Banjir ini juga menimbulkan korban jiwa. Seorang anak berusia tiga tahun dari Kelurahan Tanah Garam meninggal dunia setelah tertimpa pohon tumbang saat hujan deras. BPBD Kota Solok melaporkan sejumlah fasilitas pendidikan mengalami gangguan akibat banjir sekitar 16 sekolah terdampak langsung dan 32 sekolah terdampak tidak langsung. Sementara itu, berbagai laydam, jembatan, dan infrastruktur publik lainnya mengalami kerusakan cukup serius. Banjir juga membawa dampak signifikan bagi sektor peternakan dan perikanan, sekitar 18 ekor sapi terdampak, 62 ekor kambing, 50 ekor itik dan 1.200 ekor ayam mati. Untuk sektor perikanan, total kerugian ditaksir mencapai Rp135.480.000.

Sejak awal kejadian, Pemko Solok mengerahkan personel gabungan dari BPBD, Damkar, Dinas Sosial, Satpol PP, TNI-Polri, serta para relawan untuk menyelamatkan warga, melakukan pendataan, dan menyalurkan bantuan logistik. Wali Kota Solok, Ramadhani Kirana Putra, kembali menegaskan bahwa keselamatan warga merupakan prioritas utama pemerintah. Ia mengimbau masyarakat agar tetap waspada meski kondisi cuaca mulai membaik.

“Kami meminta masyarakat untuk selalu memperhatikan informasi resmi dari pemerintah, tidak panik namun tetap meningkatkan kewaspadaan.
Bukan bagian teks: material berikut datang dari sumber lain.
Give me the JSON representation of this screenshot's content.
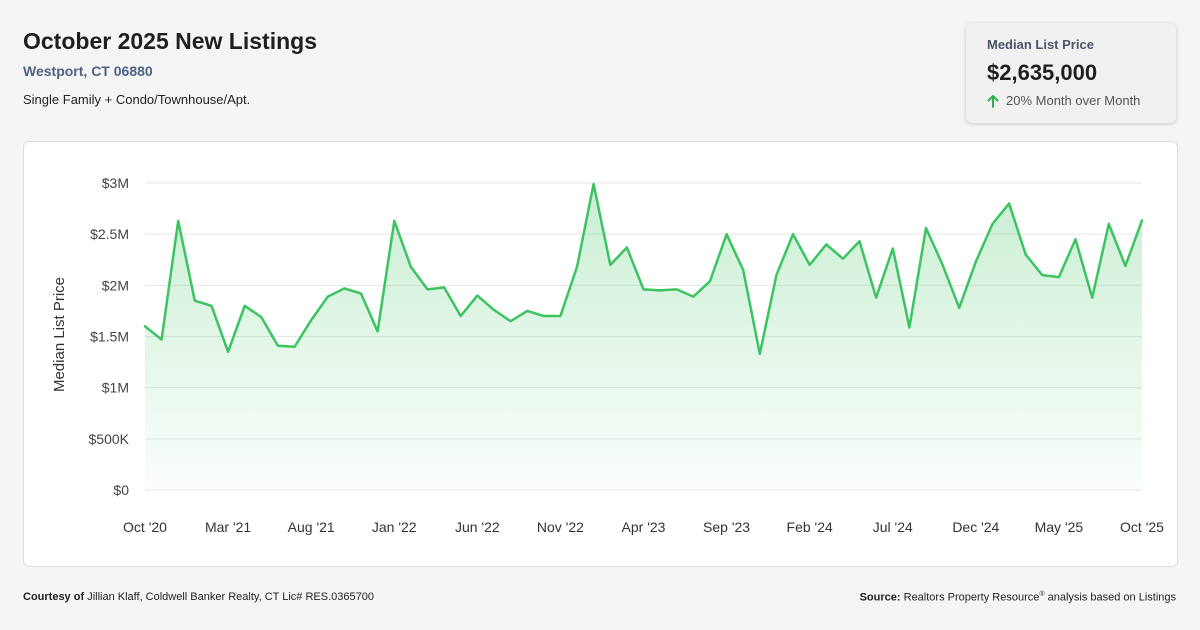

Jika kondisi air meningkat, segera laporkan kepada petugas atau aparat kelurahan setempat,” ujarnya.

Pemko Solok juga melakukan pembersihan saluran air, monitoring titik rawan banjir, dan evaluasi infrastruktur terutama di sepanjang Batang Lembang dan Batang Gawan.

Dengan kondisi cuaca yang mulai membaik, warga bersama relawan melanjutkan pembersihan sisa lumpur dan genangan air di permukiman. Untuk kebutuhan koordinasi dan pengaduan, Posko Siaga Banjir BPBD Kota Solok tetap beroperasi 24 jam dan dapat dihubungi melalui 0812 6771 299 atau call center 112. Wali Kota Ramadhani Kirana Putra mengapresiasi sinergi seluruh pihak yang telah turun membantu penanganan bencana.

“Kolaborasi dan gotong royong adalah kunci kita mengatasi situasi ini. Terima kasih kepada masyarakat, relawan, dan seluruh unsur yang terlibat,” ujarnya.

Pemerintah Kota Solok berharap upaya bersama ini dapat mempercepat pemulihan dan meminimalkan risiko banjir serupa di masa mendatang.